What better way to get your kid to eat her veggies than to have her plant and harvest them herself? So here’s my little guy helping me plant some verdant seedlings the other day. We created a raised bed which has kept the bunnies away the past two summers, and turned and amended the soil with organic compost. The soil looks dark and rich, and the bed gets a full day of sunshine plus daily watering. Weeds grow mightily in these conditions, but kids love plucking them, so put that to work for yourself. Give them a watering can and small spade and then go put your feet up on a lounge chair for a spell.
So far we planted a large array of herbs (parsley, basil, thyme, cilantro, mint, oregano and rosemary), romaine, escarole and kale for leafy greens, broccoli and brussels sprouts, red peppers, cherry tomatoes, green beans and cucumbers. Try to get “bush” beans and cukes when possible; otherwise, the vines grow all over the place. Also, keep stakes or plant supports and ties on hand to hold unwieldy plants upright once they start bearing fruit. It’s a good idea to poke the little white label spike that comes with the seedling into the soil near the plant itself; helps you keep track of what’s where until the plants mature.

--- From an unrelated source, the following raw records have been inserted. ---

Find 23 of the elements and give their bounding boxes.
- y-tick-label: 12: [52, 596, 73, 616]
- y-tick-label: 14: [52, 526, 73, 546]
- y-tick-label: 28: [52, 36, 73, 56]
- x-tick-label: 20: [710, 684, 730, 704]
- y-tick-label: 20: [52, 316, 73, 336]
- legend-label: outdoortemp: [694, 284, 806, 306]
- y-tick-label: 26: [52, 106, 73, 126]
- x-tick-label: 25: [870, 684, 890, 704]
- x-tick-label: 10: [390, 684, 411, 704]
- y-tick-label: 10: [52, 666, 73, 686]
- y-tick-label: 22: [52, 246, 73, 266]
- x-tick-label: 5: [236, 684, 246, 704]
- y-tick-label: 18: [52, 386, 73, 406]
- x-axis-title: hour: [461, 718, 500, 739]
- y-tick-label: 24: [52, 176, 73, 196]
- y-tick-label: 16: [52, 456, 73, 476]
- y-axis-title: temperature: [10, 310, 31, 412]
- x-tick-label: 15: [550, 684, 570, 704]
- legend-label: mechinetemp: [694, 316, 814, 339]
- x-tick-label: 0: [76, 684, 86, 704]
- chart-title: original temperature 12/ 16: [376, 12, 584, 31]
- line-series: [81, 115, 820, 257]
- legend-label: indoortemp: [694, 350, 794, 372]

As for planting directly from seed… I’ve done this in past years as well, but have found it to be time-intensive to the point where I ended up with an overgrown mess that I didn’t want to deal with. The seeds are minuscule and have to be spaced carefully otherwise you end up with plants growing upon plants. They require far more attention and time. That said, they’re cheap and the packets are filled with hundreds of potential seedlings, so go for it if you have the time and patience!
Back to the point about getting kids to eat their veggies, though… Kids derive such delight from watching their tiny seedlings grow into full-fledged vegetables that they cannot wait to start harvesting and snacking. There’s no guarantee they’ll love everything they’ve picked, but the thrill of bringing forth one’s food from the soil is not lost on them, and you’ll be setting them up for a lifetime of appreciating the healthiest and most local of foods.